Anyway, in Relativity time is closely tied to space. Giving just a time is meaningless without also giving the location is space of any event. But as space is tied to our universe, time has also to be tied to our universe. So if there was a multiverse*, every universe must have its own time (times?) with no relation to ours. Thus if there was an event in our universe and one in another, it would be impossible to say which one was before or after the other, because those events are disconnected in time and space.

*not to be confused with the many worlds of the Many-Worlds-Interpretation of quantum mechanics, which do share time and space (at least in part)
 
That is a widely held view, but it has been shown to be wrong because of a few special cases where this does not hold.

Almost all fundamental processes on the quantum level are reversible, so they do not care about the direction of time. If time was going backwards, nobody would notice anything odd with these processes. But the entropy of a system increases, the process becomes irreversible. In principle i is still reversible, but the probability of that happening becomes extremely small due to statistics. So in these cases the entropy gradient gives you the direction of time.

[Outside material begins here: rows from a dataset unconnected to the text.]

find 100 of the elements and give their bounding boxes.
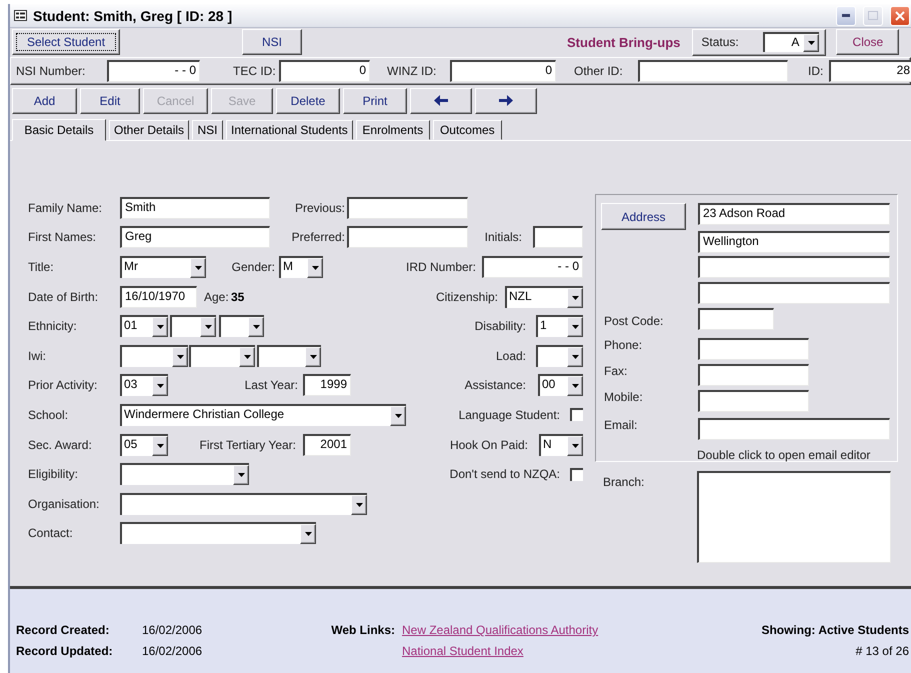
record-date: 16/02/2006 bbox=[142, 623, 202, 637]
caret-icon bbox=[304, 532, 312, 536]
checkbox[interactable] bbox=[570, 408, 583, 422]
contact-label: Email: bbox=[603, 418, 638, 432]
dropdown[interactable]: 01 bbox=[120, 315, 168, 338]
dropdown[interactable]: M bbox=[279, 256, 323, 278]
caret-icon bbox=[572, 354, 578, 359]
dropdown[interactable]: 05 bbox=[120, 434, 168, 456]
caret-icon bbox=[252, 325, 260, 330]
tab[interactable]: Other Details bbox=[109, 120, 190, 140]
field-label: IRD Number: bbox=[404, 260, 476, 274]
dropdown[interactable] bbox=[219, 315, 264, 338]
address-field[interactable]: 23 Adson Road bbox=[698, 203, 890, 225]
dropdown[interactable]: 00 bbox=[538, 374, 583, 396]
field-label: Organisation: bbox=[28, 496, 100, 511]
window-title: Student: Smith, Greg [ ID: 28 ] bbox=[33, 8, 234, 24]
branch-label: Branch: bbox=[603, 475, 646, 489]
address-field[interactable]: Wellington bbox=[698, 230, 890, 253]
minimize-icon bbox=[842, 14, 850, 17]
next-record-button[interactable] bbox=[475, 88, 537, 114]
dropdown[interactable]: 03 bbox=[120, 374, 168, 396]
status-dropdown[interactable]: A bbox=[763, 32, 820, 52]
contact-field[interactable] bbox=[698, 308, 774, 330]
toolbar-button[interactable]: Edit bbox=[80, 88, 140, 114]
bring-ups-button[interactable]: Student Bring-ups bbox=[567, 34, 680, 50]
field-label: Last Year: bbox=[244, 378, 298, 392]
text-field[interactable]: Smith bbox=[120, 196, 270, 219]
close-window-button[interactable] bbox=[890, 6, 910, 26]
tab[interactable]: International Students bbox=[226, 120, 353, 140]
contact-field[interactable] bbox=[698, 364, 809, 386]
checkbox[interactable] bbox=[570, 468, 583, 481]
dropdown[interactable]: Mr bbox=[120, 256, 206, 278]
dropdown[interactable] bbox=[120, 522, 316, 544]
caret-icon bbox=[572, 384, 578, 388]
contact-field[interactable] bbox=[698, 418, 890, 440]
field-label: Assistance: bbox=[464, 378, 526, 392]
caret-icon bbox=[156, 325, 164, 330]
text-field[interactable]: 2001 bbox=[303, 434, 351, 456]
text-field[interactable] bbox=[533, 226, 583, 248]
id-field[interactable] bbox=[638, 60, 788, 82]
branch-field[interactable] bbox=[697, 471, 891, 563]
field-label: Load: bbox=[494, 348, 526, 363]
dropdown[interactable] bbox=[189, 344, 255, 367]
tab[interactable]: Enrolments bbox=[356, 120, 430, 140]
field-label: Title: bbox=[28, 260, 55, 274]
email-hint: Double click to open email editor bbox=[697, 448, 872, 462]
record-label: Record Updated: bbox=[16, 644, 114, 658]
previous-record-button[interactable] bbox=[410, 88, 472, 114]
id-field[interactable]: 28 bbox=[829, 60, 911, 82]
maximize-icon bbox=[868, 11, 878, 20]
address-field[interactable] bbox=[698, 282, 890, 304]
dropdown[interactable]: NZL bbox=[505, 286, 583, 308]
contact-field[interactable] bbox=[698, 338, 809, 360]
dropdown[interactable] bbox=[257, 344, 321, 367]
dropdown[interactable] bbox=[170, 315, 216, 338]
field-label: Iwi: bbox=[28, 348, 47, 363]
web-link[interactable]: National Student Index bbox=[402, 644, 524, 658]
text-field[interactable] bbox=[347, 196, 468, 219]
dropdown[interactable] bbox=[120, 492, 367, 515]
web-links-label: Web Links: bbox=[331, 623, 395, 637]
text-field[interactable]: 1999 bbox=[303, 374, 351, 396]
text-field[interactable]: 16/10/1970 bbox=[120, 286, 197, 308]
text-field[interactable] bbox=[347, 226, 468, 248]
select-student-button[interactable]: Select Student bbox=[12, 29, 120, 55]
close-icon bbox=[895, 10, 905, 20]
contact-field[interactable] bbox=[698, 390, 809, 412]
nsi-button[interactable]: NSI bbox=[242, 29, 302, 55]
field-label: First Names: bbox=[28, 230, 98, 244]
address-button[interactable]: Address bbox=[601, 203, 686, 230]
caret-icon bbox=[312, 266, 318, 270]
toolbar-button[interactable]: Add bbox=[12, 88, 77, 114]
field-label: Family Name: bbox=[28, 200, 104, 215]
field-label: Language Student: bbox=[458, 408, 560, 422]
text-field[interactable]: - - 0 bbox=[482, 256, 583, 278]
caret-icon bbox=[176, 354, 184, 359]
dropdown[interactable]: 1 bbox=[536, 315, 583, 338]
toolbar-button[interactable]: Delete bbox=[276, 88, 340, 114]
web-link[interactable]: New Zealand Qualifications Authority bbox=[402, 623, 598, 637]
close-button[interactable]: Close bbox=[836, 29, 900, 55]
field-label: Age: bbox=[204, 290, 230, 304]
minimize-button[interactable] bbox=[836, 6, 856, 26]
field-label: Date of Birth: bbox=[28, 290, 100, 304]
id-field[interactable]: 0 bbox=[450, 60, 556, 82]
toolbar-button[interactable]: Print bbox=[343, 88, 407, 114]
dropdown[interactable] bbox=[120, 344, 188, 367]
field-label: Gender: bbox=[230, 260, 275, 274]
field-label: First Tertiary Year: bbox=[198, 438, 296, 452]
dropdown[interactable]: N bbox=[539, 434, 583, 456]
dropdown[interactable]: Windermere Christian College bbox=[120, 404, 406, 426]
text-field[interactable]: Greg bbox=[120, 226, 270, 248]
contact-label: Post Code: bbox=[603, 314, 664, 328]
dropdown[interactable] bbox=[536, 344, 583, 367]
dropdown[interactable] bbox=[120, 463, 249, 486]
id-label: WINZ ID: bbox=[387, 64, 438, 78]
address-field[interactable] bbox=[698, 256, 890, 278]
tab[interactable]: NSI bbox=[192, 120, 224, 140]
id-field[interactable]: - - 0 bbox=[107, 60, 200, 82]
tab[interactable]: Outcomes bbox=[432, 120, 502, 140]
tab[interactable]: Basic Details bbox=[12, 119, 106, 141]
id-field[interactable]: 0 bbox=[279, 60, 370, 82]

However, there are a few fundamental processes which are not reversible, although the entropy does not change (Recent and only direct confirmation thus far: http://physics.aps.org/articles/v5/129#c1). Although the asymmetry is very small, these cases point towards there being more to time than just the entropy gradient.

Anyway, in Relativity time is closely tied to space. Giving just a time is meaningless without also giving the location is space of any event. But as space is tied to our universe, time has also to be tied to our universe. So if there was a multiverse*, every universe must have its own time (times?) with no relation to ours. Thus if there was an event in our universe and one in another, it would be impossible to say which one was before or after the other, because those events are disconnected in time and space.

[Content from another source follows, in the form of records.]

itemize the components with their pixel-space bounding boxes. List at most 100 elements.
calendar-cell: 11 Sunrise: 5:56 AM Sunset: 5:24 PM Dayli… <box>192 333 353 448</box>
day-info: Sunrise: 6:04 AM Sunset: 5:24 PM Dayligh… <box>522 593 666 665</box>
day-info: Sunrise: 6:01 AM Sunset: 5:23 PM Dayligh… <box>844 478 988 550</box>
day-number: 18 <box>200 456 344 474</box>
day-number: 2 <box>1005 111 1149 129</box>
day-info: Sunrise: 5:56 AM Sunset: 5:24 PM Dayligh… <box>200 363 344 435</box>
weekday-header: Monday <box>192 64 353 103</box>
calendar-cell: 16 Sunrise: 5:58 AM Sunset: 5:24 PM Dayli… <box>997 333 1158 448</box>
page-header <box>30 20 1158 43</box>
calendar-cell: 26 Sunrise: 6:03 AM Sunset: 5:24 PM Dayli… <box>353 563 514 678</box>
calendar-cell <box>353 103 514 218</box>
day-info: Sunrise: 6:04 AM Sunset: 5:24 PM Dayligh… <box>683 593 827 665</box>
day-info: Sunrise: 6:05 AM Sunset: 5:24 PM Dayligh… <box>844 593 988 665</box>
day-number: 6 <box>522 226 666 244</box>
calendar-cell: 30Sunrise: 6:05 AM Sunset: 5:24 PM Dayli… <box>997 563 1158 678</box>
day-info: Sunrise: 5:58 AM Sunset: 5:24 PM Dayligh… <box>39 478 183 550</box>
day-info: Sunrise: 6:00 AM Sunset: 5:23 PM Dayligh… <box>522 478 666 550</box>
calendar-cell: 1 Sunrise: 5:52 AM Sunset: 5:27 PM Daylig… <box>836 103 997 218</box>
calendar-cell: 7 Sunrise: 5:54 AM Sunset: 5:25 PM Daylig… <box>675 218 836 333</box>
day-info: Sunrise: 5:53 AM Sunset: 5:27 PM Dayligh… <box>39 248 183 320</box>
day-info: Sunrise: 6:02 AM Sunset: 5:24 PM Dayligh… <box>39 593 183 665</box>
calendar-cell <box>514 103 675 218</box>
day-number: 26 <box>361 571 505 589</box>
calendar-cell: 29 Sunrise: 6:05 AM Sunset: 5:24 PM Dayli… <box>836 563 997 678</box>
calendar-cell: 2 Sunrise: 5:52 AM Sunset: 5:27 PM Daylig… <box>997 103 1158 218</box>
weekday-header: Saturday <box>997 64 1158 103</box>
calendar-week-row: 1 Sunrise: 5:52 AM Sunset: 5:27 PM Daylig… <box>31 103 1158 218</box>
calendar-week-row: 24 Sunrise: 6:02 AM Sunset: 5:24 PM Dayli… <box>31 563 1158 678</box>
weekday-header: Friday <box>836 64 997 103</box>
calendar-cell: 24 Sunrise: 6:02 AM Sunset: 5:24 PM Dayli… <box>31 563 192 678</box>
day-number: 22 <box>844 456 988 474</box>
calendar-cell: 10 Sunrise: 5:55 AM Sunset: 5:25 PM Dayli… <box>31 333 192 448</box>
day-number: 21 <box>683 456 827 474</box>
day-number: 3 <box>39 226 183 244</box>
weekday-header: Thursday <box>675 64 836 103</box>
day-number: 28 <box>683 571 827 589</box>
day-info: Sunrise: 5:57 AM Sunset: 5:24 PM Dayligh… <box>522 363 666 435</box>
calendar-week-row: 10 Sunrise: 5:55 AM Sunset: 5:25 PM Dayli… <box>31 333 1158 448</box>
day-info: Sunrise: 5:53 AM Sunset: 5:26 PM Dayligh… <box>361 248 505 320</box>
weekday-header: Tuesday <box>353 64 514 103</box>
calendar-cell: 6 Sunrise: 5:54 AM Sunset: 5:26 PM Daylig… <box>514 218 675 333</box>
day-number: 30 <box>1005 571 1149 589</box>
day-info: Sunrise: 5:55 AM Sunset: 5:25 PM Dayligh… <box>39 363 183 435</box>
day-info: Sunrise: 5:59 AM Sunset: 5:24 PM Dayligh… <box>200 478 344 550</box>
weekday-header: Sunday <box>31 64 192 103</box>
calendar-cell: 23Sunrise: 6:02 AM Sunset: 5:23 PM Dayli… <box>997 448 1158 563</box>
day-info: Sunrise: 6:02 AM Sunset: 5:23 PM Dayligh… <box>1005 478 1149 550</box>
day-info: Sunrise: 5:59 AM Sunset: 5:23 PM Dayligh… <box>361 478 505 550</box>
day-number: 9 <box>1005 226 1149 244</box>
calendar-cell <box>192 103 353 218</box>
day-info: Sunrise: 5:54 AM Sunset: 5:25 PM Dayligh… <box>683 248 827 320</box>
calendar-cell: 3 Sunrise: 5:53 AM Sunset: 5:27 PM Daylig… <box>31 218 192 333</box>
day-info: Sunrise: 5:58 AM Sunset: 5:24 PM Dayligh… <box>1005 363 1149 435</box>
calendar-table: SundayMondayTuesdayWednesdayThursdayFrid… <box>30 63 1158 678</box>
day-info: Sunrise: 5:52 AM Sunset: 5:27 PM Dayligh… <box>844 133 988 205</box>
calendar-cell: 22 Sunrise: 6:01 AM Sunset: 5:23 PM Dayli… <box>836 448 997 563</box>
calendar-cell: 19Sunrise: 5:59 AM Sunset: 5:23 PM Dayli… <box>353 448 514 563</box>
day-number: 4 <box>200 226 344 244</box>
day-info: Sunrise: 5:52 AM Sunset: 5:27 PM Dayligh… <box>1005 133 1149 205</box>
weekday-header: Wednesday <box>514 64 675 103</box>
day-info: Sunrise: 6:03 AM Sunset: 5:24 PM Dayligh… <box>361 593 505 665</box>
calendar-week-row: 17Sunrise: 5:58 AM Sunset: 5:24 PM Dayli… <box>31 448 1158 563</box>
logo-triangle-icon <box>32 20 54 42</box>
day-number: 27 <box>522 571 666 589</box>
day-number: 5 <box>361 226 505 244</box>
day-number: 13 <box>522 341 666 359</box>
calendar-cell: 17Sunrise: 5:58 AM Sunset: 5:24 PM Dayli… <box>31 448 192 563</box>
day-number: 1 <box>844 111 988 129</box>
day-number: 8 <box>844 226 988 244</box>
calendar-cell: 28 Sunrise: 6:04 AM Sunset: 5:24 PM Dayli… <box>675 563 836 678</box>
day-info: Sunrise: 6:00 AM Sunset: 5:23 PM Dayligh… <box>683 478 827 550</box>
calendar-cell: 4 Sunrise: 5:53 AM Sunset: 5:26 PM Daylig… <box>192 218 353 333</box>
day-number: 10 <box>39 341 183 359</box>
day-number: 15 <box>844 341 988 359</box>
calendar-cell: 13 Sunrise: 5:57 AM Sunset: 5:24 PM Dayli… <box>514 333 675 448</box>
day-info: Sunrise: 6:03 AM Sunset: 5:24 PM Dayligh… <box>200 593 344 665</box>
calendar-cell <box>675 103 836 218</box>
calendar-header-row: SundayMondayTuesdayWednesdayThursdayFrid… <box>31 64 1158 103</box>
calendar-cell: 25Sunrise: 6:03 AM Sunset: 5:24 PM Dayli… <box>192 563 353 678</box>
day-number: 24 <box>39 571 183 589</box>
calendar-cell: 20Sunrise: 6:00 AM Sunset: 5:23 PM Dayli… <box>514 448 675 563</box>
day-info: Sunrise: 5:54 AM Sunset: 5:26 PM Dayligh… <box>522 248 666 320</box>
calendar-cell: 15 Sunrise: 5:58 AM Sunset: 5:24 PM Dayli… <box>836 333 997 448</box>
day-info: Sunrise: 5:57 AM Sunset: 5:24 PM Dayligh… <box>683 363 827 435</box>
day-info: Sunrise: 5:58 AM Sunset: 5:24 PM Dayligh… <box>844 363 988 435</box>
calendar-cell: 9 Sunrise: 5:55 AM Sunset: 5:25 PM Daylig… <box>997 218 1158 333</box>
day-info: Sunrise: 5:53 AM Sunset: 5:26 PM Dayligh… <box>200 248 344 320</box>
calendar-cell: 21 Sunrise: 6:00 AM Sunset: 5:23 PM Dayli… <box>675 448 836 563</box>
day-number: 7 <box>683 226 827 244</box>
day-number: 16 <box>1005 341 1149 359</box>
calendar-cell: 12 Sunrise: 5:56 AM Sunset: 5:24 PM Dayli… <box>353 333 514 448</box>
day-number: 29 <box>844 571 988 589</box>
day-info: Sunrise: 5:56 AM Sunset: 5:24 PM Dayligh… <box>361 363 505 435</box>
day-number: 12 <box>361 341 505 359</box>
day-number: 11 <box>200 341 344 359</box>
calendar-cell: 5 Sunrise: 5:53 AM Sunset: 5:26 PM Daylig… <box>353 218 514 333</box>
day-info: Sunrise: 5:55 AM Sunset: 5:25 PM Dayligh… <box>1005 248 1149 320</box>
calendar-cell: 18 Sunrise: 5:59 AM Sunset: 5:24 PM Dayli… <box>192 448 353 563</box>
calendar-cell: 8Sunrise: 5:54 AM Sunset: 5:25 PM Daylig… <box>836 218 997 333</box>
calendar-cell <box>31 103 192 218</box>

*not to be confused with the many worlds of the Many-Worlds-Interpretation of quantum mechanics, which do share time and space (at least in part)

Thanks for the clarification!

I understand that time and space are really bound up with each other when we look at mass, motion, and gravity. I also seem to recall that the Planck Length defines a level of granularity, or discontinuity to space. Below the Planck length it is nonsensical to speak of size... I think.

Is the Planck length also defining the minimum ice of time? Or is that meaningless owing to what you mentioned earlier?
 
Is the Planck length also defining the minimum ice of time? Or is that meaningless owing to what you mentioned earlier?

The Planck length divided by the speed of light is the Planck time, which has the same meaning. So it is just the standard conversion between space and time that also applies to Planck length and time.

What exactly happens at that scale is unknown, as we are quite far away from reaching that scale and our current theories are conflicting on the effects there.
 
So what are you saying? That time and space are both discontinuous?